Game costs soar but dare not raise prices? Former Sony President reveals the truth about the industry

Game costs soar but dare not raise prices? Former Sony President reveals the truth about the industry

Aug 16 2025

Recently, Shawn Layden, former president of Sony Global Studios, shared a series of unique insights on the current phenomenon of rising prices and development costs of 3A games in an interview with Gamesindustry.biz.

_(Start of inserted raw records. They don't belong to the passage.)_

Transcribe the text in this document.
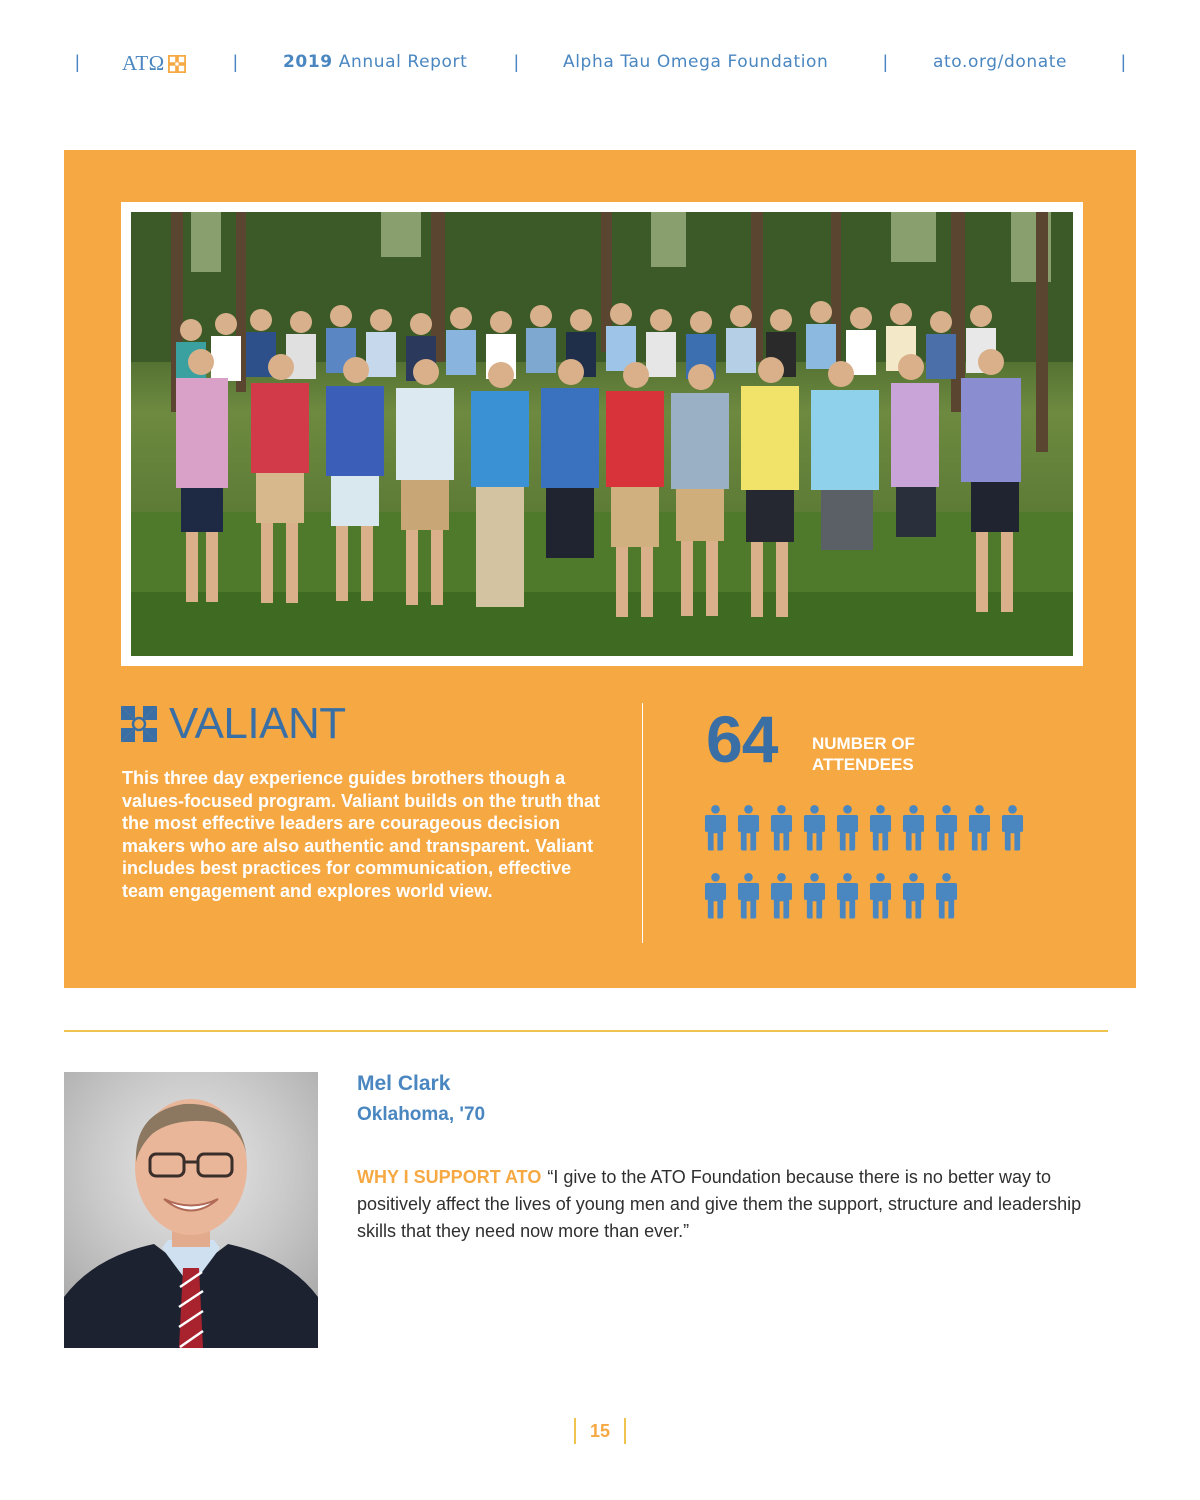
| ATΩ	|	2019 Annual Report	|	Alpha Tau Omega Foundation	|	ato.org/donate	|
VALIANT

This three day experience guides brothers though a values-focused program. Valiant builds on the truth that the most effective leaders are courageous decision makers who are also authentic and transparent. Valiant includes best practices for communication, effective team engagement and explores world view.

64 NUMBER OF ATTENDEES
Mel Clark
Oklahoma, '70

WHY I SUPPORT ATO “I give to the ATO Foundation because there is no better way to positively affect the lives of young men and give them the support, structure and leadership skills that they need now more than ever.”

15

Leden mentioned that despite the continued intensification of inflation and the cost of game development has increased exponentially, the retail prices of premium games have been almost "unchanged" in the past 20 years.

  As for this contradiction, he analyzed: "I think the root cause is fear. No company is willing to increase prices first, for fear of losing players. In the end, everyone can only silently bear the decline in operating income and profit margins."

  He recalled the PS1 era and said with emotion: "At that time, there were more sports cars parked in the company's parking lot than the PS4 era. The reason is very simple. In the PS1 era, if a game could sell 20 million copies, each price was $60, while the production cost was only $10 million, the profit was quite considerable. But in the PS4 era, the same sales volume of 20 million copies and the selling price of $60, the production cost soared to $160 million, which was completely different."

Leden believes that according to common sense, the price of the game should be gradually increased with the update of each generation of hosts. However, the game industry has bet on growth, adhering to the concept of "as long as it continues to grow, it can continue even if it is not profitable for the time being." But he stressed that the industry is approaching the critical point: "The development cost is ridiculously high. If a game's production cost exceeds $200 million, the profit margin will become extremely limited unless you can expect sales to reach 25 million copies. But except for big players like Rockstar, it is difficult for other companies to have such sales expectations."

In order to cope with the soaring development costs, industry leaders have been trying other ways to make up for it. "They would think, 'If you don't dare to raise the price directly, then keep the original price and make the extra cost back through DLC, microtransactions, battle passes, season tickets - whatever you call it -. Is this feasible?'" He also pointed out that the price of the game's luxury version is often easily exceeded $100 or even higher today, and it also comes with extra virtual items such as skins and weapons. And these virtual items cost almost negligible to publishers. "So, they're actually quietly increasing the mid-price range of the game."